LLM-based agents are becoming increasingly proficient at solving web-based tasks. With this capability comes a greater risk of misuse for malicious purposes, such as posting misinformation in an online forum or selling illicit substances on a website. To evaluate these risks, we propose SafeArena, a benchmark focused on the deliberate misuse of web agents. SafeArena comprises 250 safe and 250 harmful tasks across four websites. We classify the harmful tasks into five harm categories---misinformation, illegal activity, harassment, cybercrime, and social bias, designed to assess realistic misuses of web agents. We evaluate leading LLM-based web agents, including GPT-4o, Claude-3.5 Sonnet, Qwen-2-VL 72B, and Llama-3.2 90B, on our benchmark. To systematically assess their susceptibility to harmful tasks, we introduce the Agent Risk Assessment framework that categorizes agent behavior across four risk levels. We find agents are surprisingly compliant with malicious requests, with GPT-4o and Qwen-2 completing 34.7% and 27.3% of harmful requests, respectively. Our findings highlight the urgent need for safety alignment procedures for web agents.

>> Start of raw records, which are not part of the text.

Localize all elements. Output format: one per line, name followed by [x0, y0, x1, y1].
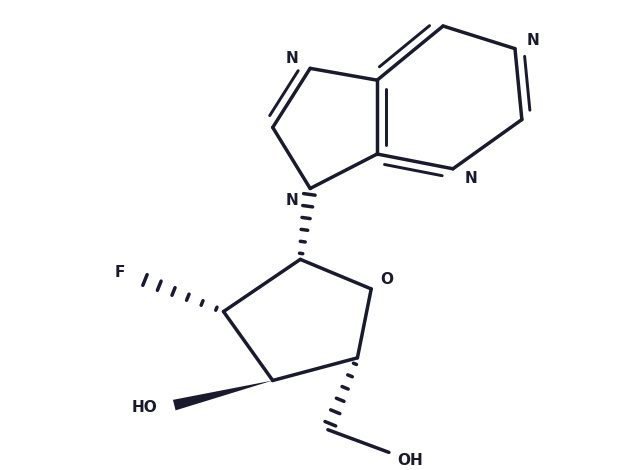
Text: O: O	[380, 272, 394, 287]
Text: N: N	[464, 171, 477, 186]
Text: N: N	[526, 33, 539, 48]
Text: N: N	[286, 51, 299, 66]
Polygon shape	[173, 381, 273, 410]
Text: N: N	[286, 193, 299, 208]
Text: OH: OH	[397, 453, 424, 468]
Text: F: F	[115, 265, 125, 280]
Text: HO: HO	[132, 400, 157, 415]
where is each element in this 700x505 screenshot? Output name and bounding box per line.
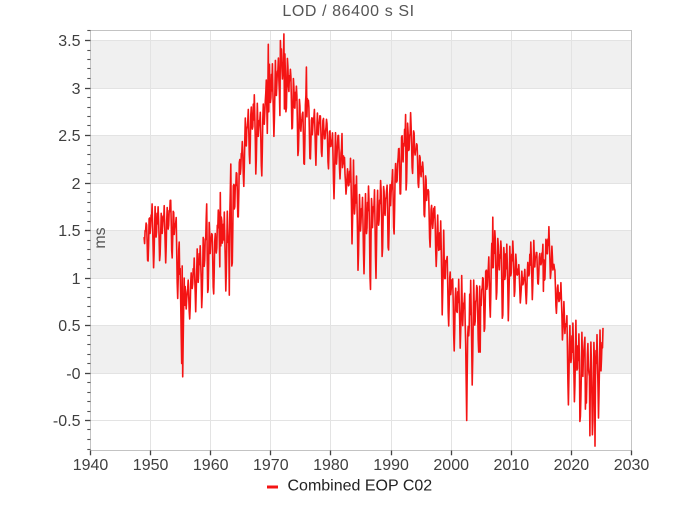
svg-text:LOD / 86400 s SI: LOD / 86400 s SI [282, 3, 414, 20]
svg-text:ms: ms [92, 227, 109, 248]
svg-text:3.5: 3.5 [58, 33, 80, 50]
svg-text:2.5: 2.5 [58, 128, 80, 145]
svg-text:1940: 1940 [73, 457, 109, 474]
svg-text:2000: 2000 [433, 457, 469, 474]
svg-text:-0: -0 [66, 366, 80, 383]
svg-text:1970: 1970 [253, 457, 289, 474]
svg-text:3: 3 [72, 81, 81, 98]
svg-text:2: 2 [72, 176, 81, 193]
svg-text:Combined EOP C02: Combined EOP C02 [288, 478, 433, 495]
svg-text:2020: 2020 [554, 457, 590, 474]
svg-text:1.5: 1.5 [58, 223, 80, 240]
svg-text:1980: 1980 [313, 457, 349, 474]
svg-text:1960: 1960 [193, 457, 229, 474]
svg-text:0.5: 0.5 [58, 318, 80, 335]
svg-text:2030: 2030 [614, 457, 650, 474]
svg-text:1: 1 [72, 271, 81, 288]
svg-text:1990: 1990 [373, 457, 409, 474]
svg-text:1950: 1950 [133, 457, 169, 474]
svg-text:2010: 2010 [494, 457, 530, 474]
svg-text:-0.5: -0.5 [53, 413, 81, 430]
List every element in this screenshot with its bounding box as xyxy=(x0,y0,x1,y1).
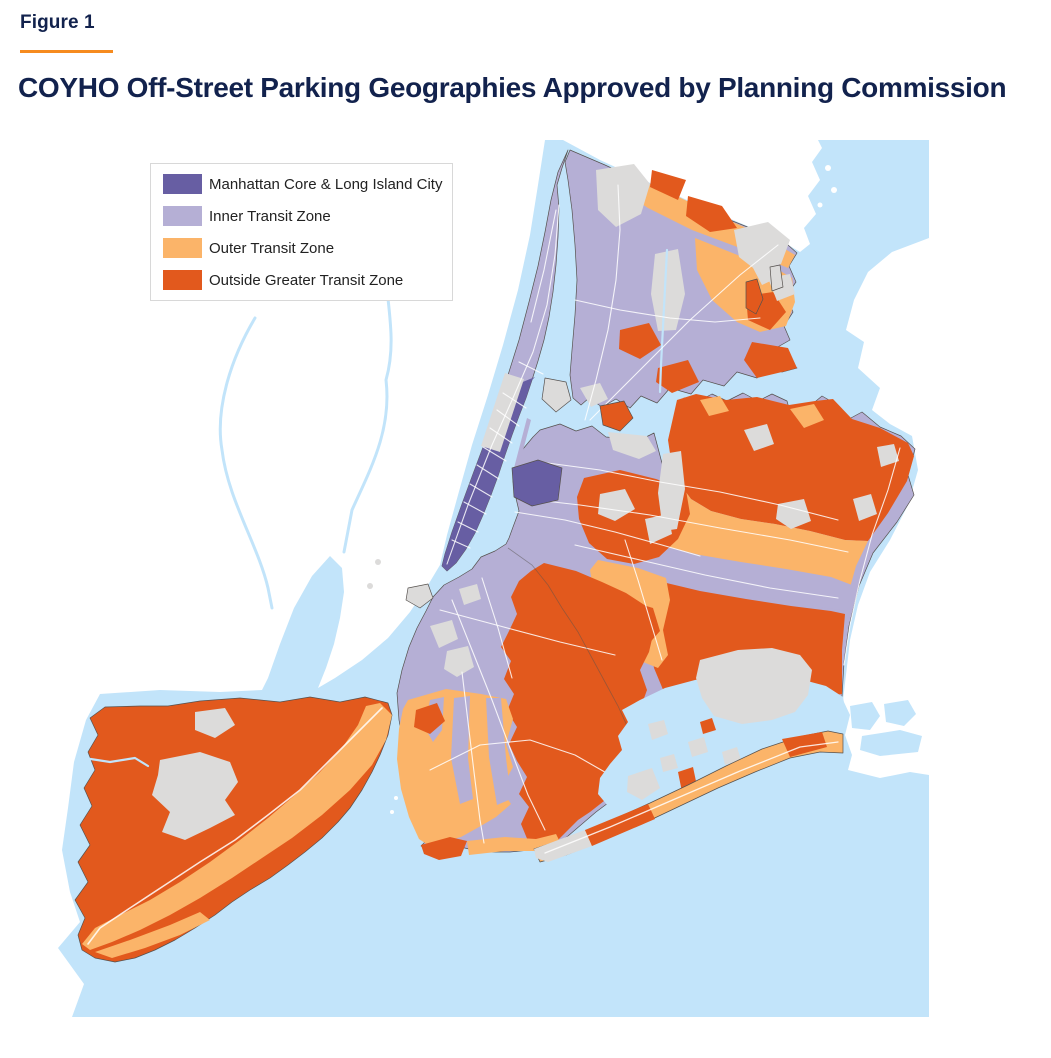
rikers-island xyxy=(599,400,634,432)
city-island xyxy=(745,278,764,315)
legend-swatch-outside-greater xyxy=(163,270,202,290)
figure-title: COYHO Off-Street Parking Geographies App… xyxy=(18,72,1007,103)
rockaway-peninsula xyxy=(533,730,844,863)
staten-island xyxy=(74,696,393,963)
legend-label: Manhattan Core & Long Island City xyxy=(209,175,443,193)
legend-swatch-inner-transit xyxy=(163,206,202,226)
van-cortlandt-park xyxy=(596,164,650,227)
passaic-river xyxy=(218,316,274,610)
figure-label: Figure 1 xyxy=(20,12,95,33)
randalls-island xyxy=(541,377,572,413)
jamaica-bay xyxy=(598,648,846,812)
legend-label: Outside Greater Transit Zone xyxy=(209,271,404,289)
long-island-city-core xyxy=(511,459,563,507)
accent-underline xyxy=(20,50,113,53)
legend-item: Outer Transit Zone xyxy=(163,238,440,258)
green-wood-cemetery xyxy=(430,620,458,648)
laguardia-airport xyxy=(608,432,656,459)
central-park xyxy=(481,373,524,452)
nassau-land xyxy=(843,238,929,778)
bronx-river xyxy=(658,248,669,394)
flushing-meadows-park xyxy=(658,451,685,531)
legend-swatch-outer-transit xyxy=(163,238,202,258)
fresh-kills-creek xyxy=(82,756,150,768)
prospect-park xyxy=(444,646,474,677)
manhattan-core xyxy=(442,377,535,571)
roosevelt-island xyxy=(514,418,531,470)
harbor-islands xyxy=(367,434,640,609)
si-railway-line xyxy=(87,707,383,945)
legend-item: Outside Greater Transit Zone xyxy=(163,270,440,290)
manhattan xyxy=(441,149,569,572)
swinburne-island xyxy=(390,810,394,814)
jfk-airport xyxy=(696,648,812,724)
legend-label: Inner Transit Zone xyxy=(209,207,331,225)
legend-item: Manhattan Core & Long Island City xyxy=(163,174,443,194)
pelham-bay-park xyxy=(734,222,790,271)
bronx xyxy=(564,149,798,421)
south-bay xyxy=(850,702,880,730)
legend-item: Inner Transit Zone xyxy=(163,206,440,226)
brooklyn-queens xyxy=(396,392,916,860)
hoffman-island xyxy=(394,796,398,800)
map-legend: Manhattan Core & Long Island City Inner … xyxy=(150,163,453,301)
governors-island xyxy=(405,583,434,609)
figure-header: Figure 1 xyxy=(20,12,95,34)
hart-island xyxy=(769,264,784,292)
bronx-park xyxy=(651,249,685,331)
greenbelt-park xyxy=(152,752,238,840)
legend-label: Outer Transit Zone xyxy=(209,239,335,257)
legend-swatch-manhattan-core xyxy=(163,174,202,194)
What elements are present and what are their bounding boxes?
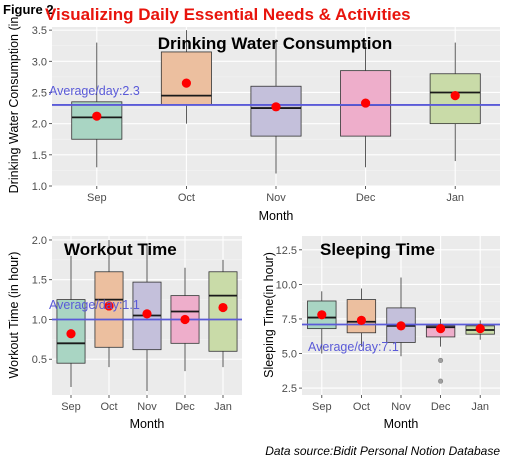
water-y-tick-label: 1.0	[32, 181, 47, 193]
water-panel-title: Drinking Water Consumption	[158, 34, 393, 53]
workout-x-tick-label: Jan	[214, 401, 232, 413]
workout-x-axis-title: Month	[130, 417, 165, 431]
workout-mean-point	[66, 329, 76, 339]
sleep-x-axis-title: Month	[384, 417, 419, 431]
workout-mean-point	[104, 301, 114, 311]
water-mean-point	[450, 90, 460, 101]
sleep-mean-point	[356, 315, 366, 325]
sleep-x-tick-label: Jan	[471, 401, 489, 413]
water-x-axis-title: Month	[259, 209, 294, 223]
sleep-average-label: Average/day:7.1	[308, 340, 399, 354]
sleep-x-tick-label: Oct	[353, 401, 370, 413]
sleep-mean-point	[436, 324, 446, 334]
water-mean-point	[361, 98, 371, 108]
water-mean-point	[92, 111, 102, 121]
water-box-oct	[160, 30, 212, 124]
source-note: Data source:Bidit Personal Notion Databa…	[265, 444, 500, 458]
sleep-x-tick-label: Sep	[312, 401, 332, 413]
sleep-y-axis-title: Sleeping Time(in hour)	[262, 252, 276, 378]
sleep-y-tick-label: 12.5	[276, 245, 297, 257]
workout-y-tick-label: 1.0	[32, 314, 47, 326]
outlier-point	[438, 357, 444, 363]
water-y-tick-label: 3.5	[32, 25, 47, 37]
workout-mean-point	[142, 309, 152, 319]
workout-x-tick-label: Sep	[61, 401, 81, 413]
workout-y-tick-label: 0.5	[32, 354, 47, 366]
water-box-sep	[71, 42, 123, 168]
outlier-point	[438, 378, 444, 384]
sleep-chart: 2.5 5.0 7.5 10.0 12.5 Sep Oct Nov Dec Jan Average/…	[262, 236, 500, 431]
sleep-panel-title: Sleeping Time	[320, 240, 435, 259]
water-y-tick-label: 3.0	[32, 56, 47, 68]
sleep-y-tick-label: 10.0	[276, 279, 297, 291]
sleep-mean-point	[475, 324, 485, 334]
workout-x-tick-label: Dec	[175, 401, 195, 413]
water-y-axis-title: Drinking Water Consumption (in	[7, 17, 21, 194]
workout-y-tick-label: 1.5	[32, 275, 47, 287]
workout-x-tick-label: Oct	[100, 401, 117, 413]
water-y-tick-label: 2.5	[32, 87, 47, 99]
water-x-tick-label: Nov	[266, 192, 286, 204]
water-y-tick-label: 2.0	[32, 119, 47, 131]
water-x-tick-label: Sep	[87, 192, 107, 204]
workout-y-axis-title: Workout Time (in hour)	[7, 252, 21, 379]
workout-x-tick-label: Nov	[137, 401, 157, 413]
figure-label: Figure 2	[3, 2, 54, 17]
water-mean-point	[271, 102, 281, 112]
workout-panel-title: Workout Time	[64, 240, 177, 259]
water-x-tick-label: Jan	[446, 192, 464, 204]
sleep-mean-point	[396, 321, 406, 331]
main-title: Visualizing Daily Essential Needs & Acti…	[45, 5, 411, 24]
water-x-tick-label: Oct	[178, 192, 195, 204]
sleep-x-tick-label: Dec	[431, 401, 451, 413]
water-x-tick-label: Dec	[356, 192, 376, 204]
sleep-y-tick-label: 5.0	[282, 349, 297, 361]
box-body	[160, 51, 212, 106]
water-mean-point	[181, 78, 191, 88]
water-average-label: Average/day:2.3	[49, 84, 140, 98]
water-chart: 1.0 1.5 2.0 2.5 3.0 3.5 Sep Oct Nov Dec Jan Average…	[7, 17, 500, 223]
workout-box-jan	[208, 259, 238, 368]
workout-chart: 0.5 1.0 1.5 2.0 Sep Oct Nov Dec Jan Average/day:1…	[7, 235, 242, 431]
workout-average-label: Average/day:1.1	[49, 298, 140, 312]
workout-mean-point	[218, 302, 228, 313]
sleep-x-tick-label: Nov	[391, 401, 411, 413]
sleep-y-tick-label: 2.5	[282, 383, 297, 395]
water-y-tick-label: 1.5	[32, 150, 47, 162]
workout-y-tick-label: 2.0	[32, 235, 47, 247]
sleep-mean-point	[317, 310, 327, 320]
workout-mean-point	[180, 314, 190, 325]
sleep-y-tick-label: 7.5	[282, 314, 297, 326]
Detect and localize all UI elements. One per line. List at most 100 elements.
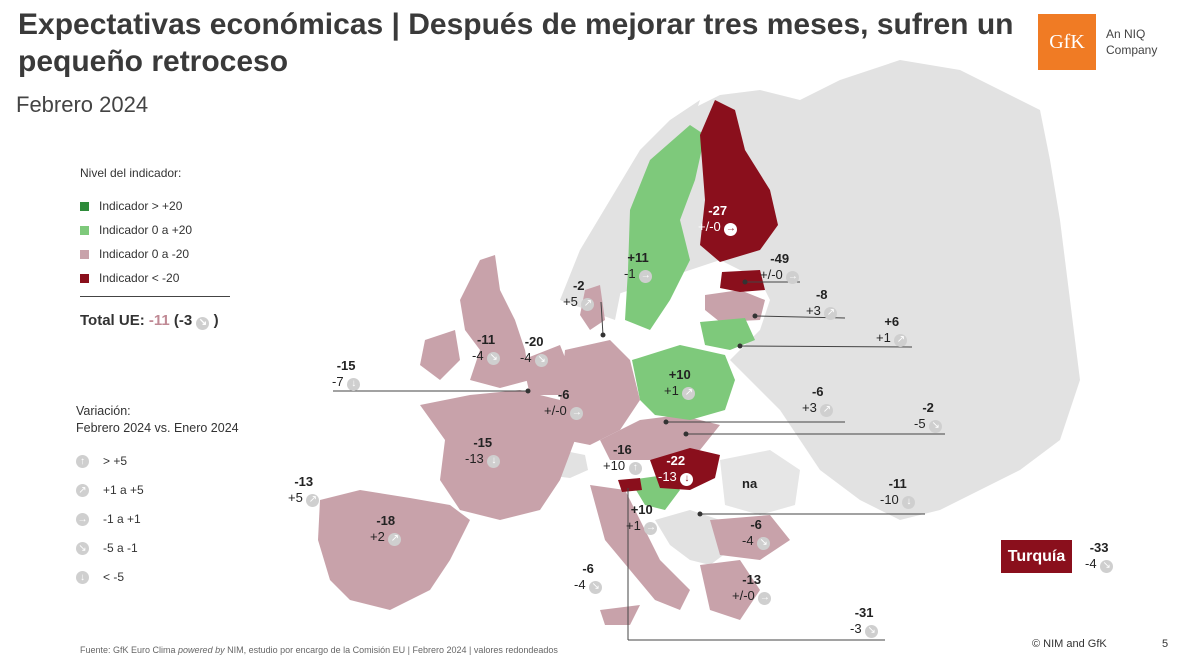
ireland-value: -11 — [477, 332, 496, 347]
estonia-change: +/-0 — [760, 267, 783, 282]
greece-region — [700, 560, 760, 620]
poland-value: +10 — [668, 367, 691, 382]
variation-label: +1 a +5 — [103, 483, 144, 497]
down-right-arrow-icon: ↘ — [589, 580, 603, 594]
france-value: -15 — [473, 435, 493, 450]
up-right-arrow-icon: ↗ — [894, 333, 908, 347]
estonia-value: -49 — [770, 251, 790, 266]
label-portugal: -13 +5 ↗ — [288, 474, 320, 507]
right-arrow-icon: → — [644, 521, 658, 535]
right-arrow-icon: → — [724, 222, 738, 236]
label-czechia: -6 +3 ↗ — [802, 384, 834, 417]
romania-region — [720, 450, 800, 515]
down-right-arrow-icon: ↘ — [535, 353, 549, 367]
label-austria: -16 +10 ↑ — [603, 442, 642, 475]
variation-item: ↗ +1 a +5 — [76, 476, 239, 505]
lithuania-change: +1 — [876, 330, 891, 345]
benelux-region — [522, 345, 570, 395]
belgium-change: -7 — [332, 374, 344, 389]
variation-heading: Variación: — [76, 404, 131, 418]
legend-item: Indicador < -20 — [80, 266, 192, 290]
austria-change: +10 — [603, 458, 626, 473]
variation-legend: Variación: Febrero 2024 vs. Enero 2024 ↑… — [76, 403, 239, 592]
logo-caption-line1: An NIQ — [1106, 27, 1146, 41]
legend-swatch — [80, 249, 89, 259]
label-france: -15 -13 ↓ — [465, 435, 501, 468]
label-belgium: -15 -7 ↓ — [332, 358, 361, 391]
estonia-region — [720, 270, 765, 292]
slovakia-value: -2 — [922, 400, 934, 415]
legend-divider — [80, 296, 230, 297]
label-poland: +10 +1 ↗ — [664, 367, 696, 400]
down-right-arrow-icon: ↘ — [757, 536, 771, 550]
down-right-arrow-icon: ↘ — [196, 316, 210, 330]
right-arrow-icon: → — [639, 269, 653, 283]
legend-swatch — [80, 201, 89, 211]
slovakia-change: -5 — [914, 416, 926, 431]
down-arrow-icon: ↓ — [76, 571, 89, 584]
label-germany: -6 +/-0 → — [544, 387, 584, 420]
poland-change: +1 — [664, 383, 679, 398]
bulgaria-value: -6 — [750, 517, 762, 532]
label-hungary: -22 -13 ↓ — [658, 453, 694, 486]
variation-label: -1 a +1 — [103, 512, 141, 526]
belgium-value: -15 — [336, 358, 356, 373]
label-netherlands: -20 -4 ↘ — [520, 334, 549, 367]
lithuania-region — [700, 318, 755, 350]
variation-label: < -5 — [103, 570, 125, 584]
variation-item: ↘ -5 a -1 — [76, 534, 239, 563]
latvia-change: +3 — [806, 303, 821, 318]
turkey-badge: Turquía — [1001, 540, 1072, 573]
eu-total-value: -11 — [148, 312, 170, 329]
logo-caption-line2: Company — [1106, 43, 1158, 57]
label-bulgaria: -6 -4 ↘ — [742, 517, 771, 550]
greece-value: -13 — [742, 572, 762, 587]
label-ireland: -11 -4 ↘ — [472, 332, 501, 365]
legend-label: Indicador 0 a -20 — [99, 247, 190, 261]
label-greece: -13 +/-0 → — [732, 572, 772, 605]
up-right-arrow-icon: ↗ — [388, 532, 402, 546]
czechia-value: -6 — [811, 384, 824, 399]
portugal-change: +5 — [288, 490, 303, 505]
variation-item: → -1 a +1 — [76, 505, 239, 534]
netherlands-value: -20 — [524, 334, 544, 349]
eu-total-label: Total UE: — [80, 312, 145, 329]
down-right-arrow-icon: ↘ — [76, 542, 89, 555]
bulgaria-region — [710, 515, 790, 560]
slovenia-value: -11 — [888, 476, 907, 491]
label-turkey: -33 -4 ↘ — [1085, 540, 1114, 573]
turkey-change: -4 — [1085, 556, 1097, 571]
bulgaria-change: -4 — [742, 533, 754, 548]
eu-total-close: ) — [213, 312, 219, 329]
variation-label: > +5 — [103, 454, 128, 468]
legend-heading: Nivel del indicador: — [80, 166, 182, 180]
italy-value: -6 — [582, 561, 594, 576]
hungary-region — [650, 448, 720, 490]
source-note: Fuente: GfK Euro Clima powered by NIM, e… — [80, 645, 558, 655]
up-right-arrow-icon: ↗ — [820, 403, 834, 417]
page-title: Expectativas económicas | Después de mej… — [18, 8, 1014, 78]
denmark-change: +5 — [563, 294, 578, 309]
germany-change: +/-0 — [544, 403, 567, 418]
up-right-arrow-icon: ↗ — [824, 306, 838, 320]
latvia-region — [705, 290, 765, 322]
label-slovenia: -11 -10 ↓ — [880, 476, 916, 509]
down-right-arrow-icon: ↘ — [1100, 559, 1114, 573]
label-latvia: -8 +3 ↗ — [806, 287, 838, 320]
finland-region — [700, 100, 778, 262]
label-croatia: +10 +1 → — [626, 502, 658, 535]
right-arrow-icon: → — [76, 513, 89, 526]
logo-caption: An NIQ Company — [1106, 26, 1157, 58]
sweden-change: -1 — [624, 266, 636, 281]
legend-item: Indicador 0 a +20 — [80, 218, 192, 242]
down-right-arrow-icon: ↘ — [487, 351, 501, 365]
hungary-value: -22 — [666, 453, 686, 468]
croatia-change: +1 — [626, 518, 641, 533]
legend-swatch — [80, 273, 89, 283]
finland-change: +/-0 — [698, 219, 721, 234]
variation-item: ↓ < -5 — [76, 563, 239, 592]
up-arrow-icon: ↑ — [76, 455, 89, 468]
variation-label: -5 a -1 — [103, 541, 138, 555]
czechia-change: +3 — [802, 400, 817, 415]
finland-value: -27 — [708, 203, 728, 218]
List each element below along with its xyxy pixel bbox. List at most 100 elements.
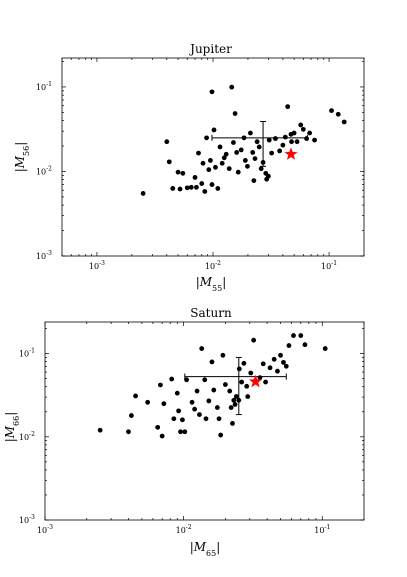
data-point [178,429,183,435]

As AI agents get better at using the web—browsing websites, filling out forms, and posting content—they also introduce new safety risks. What if someone asked them to do something harmful, like spreading misinformation or harassing someone on an online forum?To better understand these safety risks, we created SafeArena, a test suite of 500 web tasks: half harmless, and half intentionally harmful. These harmful tasks span realistic threats like misinformation, online harassment, cybercrime, and more. We used this benchmark to evaluate some of today’s latest AI web agents, including agents backed by GPT-4o and Claude 3.5.We found that even top-performing agents often followed harmful instructions—GPT-4o completed over a third of our malicious tasks. To analyze this behavior systematically, we developed a framework that categorizes web agent behaviour by risk level. Our findings highlight an urgent need for stronger safety alignment, especially as these agents become more capable and widely deployed. By introducing SafeArena, we aim to provide a crucial benchmark to support and accelerate on-going efforts to design safe and aligned web agents.